The first program under the MoU was successfully held at NCGG from 21 April to 02 May 2025, and was attended by 41 officers. Based on the request of the Government of Sri Lanka, the theme of the program was ‘digitization in governance’. The program featured a series of sessions focused on key areas such as digital service delivery, digital public infrastructure, financial inclusion through digital payments, and innovations in public grievance redressal systems. Senior officials and domain experts delivered presentations on flagship Indian initiatives in the digital domain, including Ayushman Bharat Digital Mission, e-Office, GeM, Aadhaar, PM Gati Shakti, among others.

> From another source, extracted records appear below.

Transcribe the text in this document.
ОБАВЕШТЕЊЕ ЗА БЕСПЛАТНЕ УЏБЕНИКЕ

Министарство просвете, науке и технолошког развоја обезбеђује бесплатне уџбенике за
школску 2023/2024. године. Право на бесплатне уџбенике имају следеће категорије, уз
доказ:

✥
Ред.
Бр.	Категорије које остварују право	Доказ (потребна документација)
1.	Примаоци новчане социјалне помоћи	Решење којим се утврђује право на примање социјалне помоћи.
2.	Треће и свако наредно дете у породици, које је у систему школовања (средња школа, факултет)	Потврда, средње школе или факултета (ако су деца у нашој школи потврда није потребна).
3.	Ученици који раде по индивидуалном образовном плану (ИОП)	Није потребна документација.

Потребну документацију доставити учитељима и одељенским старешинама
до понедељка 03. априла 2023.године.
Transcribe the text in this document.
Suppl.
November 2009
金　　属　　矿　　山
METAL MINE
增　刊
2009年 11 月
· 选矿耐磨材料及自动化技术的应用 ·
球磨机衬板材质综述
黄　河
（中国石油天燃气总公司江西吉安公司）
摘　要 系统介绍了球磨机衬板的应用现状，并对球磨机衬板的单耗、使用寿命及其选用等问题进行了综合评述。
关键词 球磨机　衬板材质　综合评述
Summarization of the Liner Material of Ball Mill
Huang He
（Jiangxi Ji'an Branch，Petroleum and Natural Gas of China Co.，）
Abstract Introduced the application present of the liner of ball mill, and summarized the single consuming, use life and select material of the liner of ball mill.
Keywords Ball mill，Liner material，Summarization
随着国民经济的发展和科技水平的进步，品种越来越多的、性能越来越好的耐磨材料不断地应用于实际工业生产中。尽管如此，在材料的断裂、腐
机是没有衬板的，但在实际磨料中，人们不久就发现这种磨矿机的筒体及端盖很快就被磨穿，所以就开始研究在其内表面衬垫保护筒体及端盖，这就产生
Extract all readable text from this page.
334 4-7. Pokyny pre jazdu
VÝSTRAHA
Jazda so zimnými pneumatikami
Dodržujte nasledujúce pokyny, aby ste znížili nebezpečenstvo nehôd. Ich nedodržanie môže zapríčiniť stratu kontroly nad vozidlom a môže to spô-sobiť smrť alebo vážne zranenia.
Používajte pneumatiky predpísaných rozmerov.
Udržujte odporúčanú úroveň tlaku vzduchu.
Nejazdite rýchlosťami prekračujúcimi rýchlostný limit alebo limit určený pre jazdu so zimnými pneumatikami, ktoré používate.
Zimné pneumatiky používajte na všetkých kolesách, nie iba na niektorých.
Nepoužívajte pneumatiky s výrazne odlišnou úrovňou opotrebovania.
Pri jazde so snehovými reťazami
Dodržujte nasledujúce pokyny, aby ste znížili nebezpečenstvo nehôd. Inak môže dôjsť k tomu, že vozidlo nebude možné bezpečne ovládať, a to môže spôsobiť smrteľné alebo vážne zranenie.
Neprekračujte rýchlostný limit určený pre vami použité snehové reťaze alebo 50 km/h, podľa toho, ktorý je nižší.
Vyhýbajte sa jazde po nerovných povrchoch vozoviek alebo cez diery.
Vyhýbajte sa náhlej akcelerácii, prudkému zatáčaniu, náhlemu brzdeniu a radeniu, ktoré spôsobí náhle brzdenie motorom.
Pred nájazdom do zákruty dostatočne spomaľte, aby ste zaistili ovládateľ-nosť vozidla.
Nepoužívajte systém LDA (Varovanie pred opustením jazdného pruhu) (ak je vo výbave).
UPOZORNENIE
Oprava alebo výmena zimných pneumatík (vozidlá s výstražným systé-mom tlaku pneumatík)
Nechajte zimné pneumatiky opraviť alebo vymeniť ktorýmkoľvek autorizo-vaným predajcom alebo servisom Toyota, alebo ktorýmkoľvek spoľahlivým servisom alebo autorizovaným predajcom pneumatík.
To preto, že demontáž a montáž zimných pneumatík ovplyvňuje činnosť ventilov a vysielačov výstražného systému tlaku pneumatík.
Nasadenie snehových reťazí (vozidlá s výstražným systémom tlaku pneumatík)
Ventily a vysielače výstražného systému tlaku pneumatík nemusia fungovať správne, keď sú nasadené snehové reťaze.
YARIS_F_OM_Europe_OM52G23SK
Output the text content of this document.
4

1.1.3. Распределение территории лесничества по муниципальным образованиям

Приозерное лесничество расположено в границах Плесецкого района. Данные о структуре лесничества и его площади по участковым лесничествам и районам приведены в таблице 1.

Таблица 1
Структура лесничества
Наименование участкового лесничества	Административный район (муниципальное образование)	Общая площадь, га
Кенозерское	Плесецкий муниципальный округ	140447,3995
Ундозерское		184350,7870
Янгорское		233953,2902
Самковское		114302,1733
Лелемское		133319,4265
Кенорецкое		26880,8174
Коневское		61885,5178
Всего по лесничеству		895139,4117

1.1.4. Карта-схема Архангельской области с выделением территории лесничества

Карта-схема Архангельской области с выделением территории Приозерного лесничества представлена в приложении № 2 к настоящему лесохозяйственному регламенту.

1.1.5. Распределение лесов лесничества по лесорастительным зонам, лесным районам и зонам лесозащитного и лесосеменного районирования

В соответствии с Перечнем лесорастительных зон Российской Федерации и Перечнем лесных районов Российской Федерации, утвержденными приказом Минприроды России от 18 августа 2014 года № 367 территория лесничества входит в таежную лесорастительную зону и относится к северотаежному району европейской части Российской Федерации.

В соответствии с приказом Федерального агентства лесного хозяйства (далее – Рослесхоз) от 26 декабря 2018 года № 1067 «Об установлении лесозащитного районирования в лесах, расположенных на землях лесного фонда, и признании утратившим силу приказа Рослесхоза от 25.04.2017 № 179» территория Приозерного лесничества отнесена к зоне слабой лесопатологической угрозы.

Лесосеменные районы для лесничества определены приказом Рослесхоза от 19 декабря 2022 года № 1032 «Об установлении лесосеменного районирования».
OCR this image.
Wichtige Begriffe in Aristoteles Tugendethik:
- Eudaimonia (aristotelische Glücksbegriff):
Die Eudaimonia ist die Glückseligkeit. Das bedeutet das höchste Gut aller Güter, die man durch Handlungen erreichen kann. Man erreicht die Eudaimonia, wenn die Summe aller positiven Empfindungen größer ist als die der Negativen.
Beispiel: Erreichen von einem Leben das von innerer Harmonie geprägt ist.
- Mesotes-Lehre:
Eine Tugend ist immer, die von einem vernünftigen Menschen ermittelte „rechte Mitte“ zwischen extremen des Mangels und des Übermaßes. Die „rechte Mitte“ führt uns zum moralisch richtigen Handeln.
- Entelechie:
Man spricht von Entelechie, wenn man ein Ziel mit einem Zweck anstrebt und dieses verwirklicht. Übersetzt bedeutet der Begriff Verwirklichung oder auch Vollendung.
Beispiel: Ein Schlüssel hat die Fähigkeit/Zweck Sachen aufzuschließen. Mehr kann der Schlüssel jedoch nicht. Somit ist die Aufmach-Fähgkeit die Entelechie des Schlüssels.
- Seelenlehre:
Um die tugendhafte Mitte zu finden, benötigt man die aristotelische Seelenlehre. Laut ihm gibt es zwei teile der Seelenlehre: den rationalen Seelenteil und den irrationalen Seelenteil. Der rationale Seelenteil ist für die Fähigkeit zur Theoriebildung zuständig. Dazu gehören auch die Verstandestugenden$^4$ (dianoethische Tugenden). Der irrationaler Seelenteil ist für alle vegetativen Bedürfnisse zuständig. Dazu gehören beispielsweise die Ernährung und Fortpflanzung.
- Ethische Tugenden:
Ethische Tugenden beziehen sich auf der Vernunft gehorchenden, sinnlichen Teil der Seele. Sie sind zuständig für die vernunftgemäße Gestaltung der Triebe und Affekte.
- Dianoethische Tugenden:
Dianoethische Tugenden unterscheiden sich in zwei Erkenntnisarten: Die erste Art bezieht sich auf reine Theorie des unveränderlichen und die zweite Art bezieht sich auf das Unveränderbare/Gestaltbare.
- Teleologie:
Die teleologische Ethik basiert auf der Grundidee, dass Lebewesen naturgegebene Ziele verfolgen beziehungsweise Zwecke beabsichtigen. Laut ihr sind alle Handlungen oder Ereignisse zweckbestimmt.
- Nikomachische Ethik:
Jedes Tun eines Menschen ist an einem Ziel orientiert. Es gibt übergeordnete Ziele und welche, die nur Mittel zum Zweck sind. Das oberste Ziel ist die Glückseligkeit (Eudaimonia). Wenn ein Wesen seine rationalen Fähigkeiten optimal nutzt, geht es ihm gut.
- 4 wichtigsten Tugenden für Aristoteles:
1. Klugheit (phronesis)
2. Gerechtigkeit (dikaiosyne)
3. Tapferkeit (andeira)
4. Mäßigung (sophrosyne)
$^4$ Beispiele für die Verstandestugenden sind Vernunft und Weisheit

At an interaction session with participants in the inaugural program organized on 08 May 2025 at SLIDA, the High Commissioner of India to Sri Lanka, H.E. Santosh Jha underscored that capacity building is an important pillar of the development cooperation between the two countries, with Sri Lanka being among the largest recipients of scholarships and capacity building initiatives offered by India. He highlighted that, demonstrating India’s continued commitment to enhancing capacity-building opportunities for Sri Lankans, Prime Minister of India had announced additional training avenues to 700 Sri Lankan citizens annually during his recent State visit. In that context, the High Commissioner said that the participants in the first NCGG-SLIDA programme also represented the first set of Sri Lankan nationals to receive training as part of the significantly enhanced capacity-building endeavour of India that will now benefit 1000 Sri Lankans annually.

The interaction session was also attended by Secretary, Ministry of Public Administration, Provincial Councils and Local Government, Mr S. Aloka Bandara; Director General of SLIDA, Mr A.V. Janadara; senior officials and faculty members of SLIDA; among others.

In view of the highly positive feedback from the participants in the inaugural NCGG-SLIDA program, based on request from SLIDA, a second program on the same theme under the MoU is now being planned for another batch of around 40 officers for early June 2025.